Sailing the seven seas
 
Meanwhile, Nadal is not assuming anything, and is aggressively pursing global expansion. If developing as a 4PL for PSA is one version of the future, Gefco’s China and Asia strategy is another, where the global contract already doesn’t fully apply. Gefco is investing within China, including its own joint ventures, to serve both PSA and the OEM’s new investor, Dongfeng, along with other manufacturers. Gefco has aligned its expansion in south-east Asia to the ambitions of PSA and Dongfeng, who are targeting the region for exports.  
 
Asia and the 1520 zone are not the only emerging markets in focus. Gefco is building services in North Africa, especially Algeria.
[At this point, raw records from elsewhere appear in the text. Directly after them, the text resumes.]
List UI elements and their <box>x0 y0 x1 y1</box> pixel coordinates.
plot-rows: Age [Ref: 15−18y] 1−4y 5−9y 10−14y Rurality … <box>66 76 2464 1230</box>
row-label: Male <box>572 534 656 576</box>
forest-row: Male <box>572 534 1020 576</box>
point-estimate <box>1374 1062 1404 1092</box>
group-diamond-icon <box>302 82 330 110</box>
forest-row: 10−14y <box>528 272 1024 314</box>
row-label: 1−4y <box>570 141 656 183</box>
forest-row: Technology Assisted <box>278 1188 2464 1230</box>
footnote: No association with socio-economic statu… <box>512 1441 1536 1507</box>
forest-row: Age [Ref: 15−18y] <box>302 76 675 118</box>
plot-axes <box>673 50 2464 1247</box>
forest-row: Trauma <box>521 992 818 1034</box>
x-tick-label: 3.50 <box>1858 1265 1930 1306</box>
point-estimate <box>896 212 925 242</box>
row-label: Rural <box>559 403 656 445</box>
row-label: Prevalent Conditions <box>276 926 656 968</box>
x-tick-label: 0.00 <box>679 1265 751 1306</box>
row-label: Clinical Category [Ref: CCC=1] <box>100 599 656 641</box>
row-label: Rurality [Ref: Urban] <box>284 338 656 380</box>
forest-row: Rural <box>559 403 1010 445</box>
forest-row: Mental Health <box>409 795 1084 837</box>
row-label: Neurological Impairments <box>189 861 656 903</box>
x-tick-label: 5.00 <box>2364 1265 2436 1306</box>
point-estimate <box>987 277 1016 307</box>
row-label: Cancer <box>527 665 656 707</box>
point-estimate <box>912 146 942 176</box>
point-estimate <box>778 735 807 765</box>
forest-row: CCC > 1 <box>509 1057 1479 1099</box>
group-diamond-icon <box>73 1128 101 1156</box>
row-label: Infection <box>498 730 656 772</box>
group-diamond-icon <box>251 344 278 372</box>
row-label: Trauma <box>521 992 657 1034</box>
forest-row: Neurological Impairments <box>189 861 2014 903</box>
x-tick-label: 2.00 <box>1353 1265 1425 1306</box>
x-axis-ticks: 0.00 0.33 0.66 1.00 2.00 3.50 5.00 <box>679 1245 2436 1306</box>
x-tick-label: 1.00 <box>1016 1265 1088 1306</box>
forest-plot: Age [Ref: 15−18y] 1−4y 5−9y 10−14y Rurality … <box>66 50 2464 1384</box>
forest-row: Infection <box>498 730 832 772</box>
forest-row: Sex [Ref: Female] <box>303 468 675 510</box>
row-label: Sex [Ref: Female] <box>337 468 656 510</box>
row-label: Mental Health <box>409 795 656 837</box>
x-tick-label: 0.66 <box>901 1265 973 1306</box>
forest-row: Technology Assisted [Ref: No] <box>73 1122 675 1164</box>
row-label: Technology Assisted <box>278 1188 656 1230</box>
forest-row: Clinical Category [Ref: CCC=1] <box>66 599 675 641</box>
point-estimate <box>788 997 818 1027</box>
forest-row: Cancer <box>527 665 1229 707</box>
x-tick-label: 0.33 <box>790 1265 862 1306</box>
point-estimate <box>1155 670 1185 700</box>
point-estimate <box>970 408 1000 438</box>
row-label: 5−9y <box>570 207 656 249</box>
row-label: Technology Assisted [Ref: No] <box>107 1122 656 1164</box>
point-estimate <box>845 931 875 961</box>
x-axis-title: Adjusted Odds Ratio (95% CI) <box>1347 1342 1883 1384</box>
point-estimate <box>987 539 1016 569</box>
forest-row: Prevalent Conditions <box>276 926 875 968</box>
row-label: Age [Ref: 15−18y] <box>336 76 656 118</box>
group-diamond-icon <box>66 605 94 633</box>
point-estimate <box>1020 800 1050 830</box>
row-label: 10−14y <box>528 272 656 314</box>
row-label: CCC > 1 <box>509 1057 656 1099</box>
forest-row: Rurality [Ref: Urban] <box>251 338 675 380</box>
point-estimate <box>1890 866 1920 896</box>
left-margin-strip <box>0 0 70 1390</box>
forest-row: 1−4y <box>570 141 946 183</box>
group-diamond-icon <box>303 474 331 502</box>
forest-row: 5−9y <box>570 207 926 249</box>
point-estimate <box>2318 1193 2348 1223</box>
Nadal sees Gefco’s base in Dubai and Turkey as hubs to connect Middle Eastern markets like Iraq and Iran (which are also important destinations for Chinese OEMs).
 
shipping_webBesides Asia, Gefco is also expanding its presence in North Africa, the Middle East and Mexico
In the western hemisphere, Gefco’s Mexico subsidiary is growing, from which Nadal is even eyeing potential operations in the US, particularly at the Mexican border. An acquisition could be a potential route into the wider market, he says. “But we have to be careful, as acquisitions in an asset light business can be tricky because it is all about people, systems and customer base strengths,” says Nadal. “It can be difficult to integrate.”
 
Gefco’s focus cannot only be on growth either. Its groupage business in France is still in the red. Along with Russia, India and South America have struggled, and Gefco may need to adjust its operations in some markets. The provider wants to double in size, but to succeed profitably Nadal understands that he will need to pay attention to Gefco’s customer profile, global presence and finances.  
 
For Nadal, Gefco is sailing with strong winds, even if the waters are choppy. The pressure, most definitely, is on. And he and his team will need a healthy thirst for it.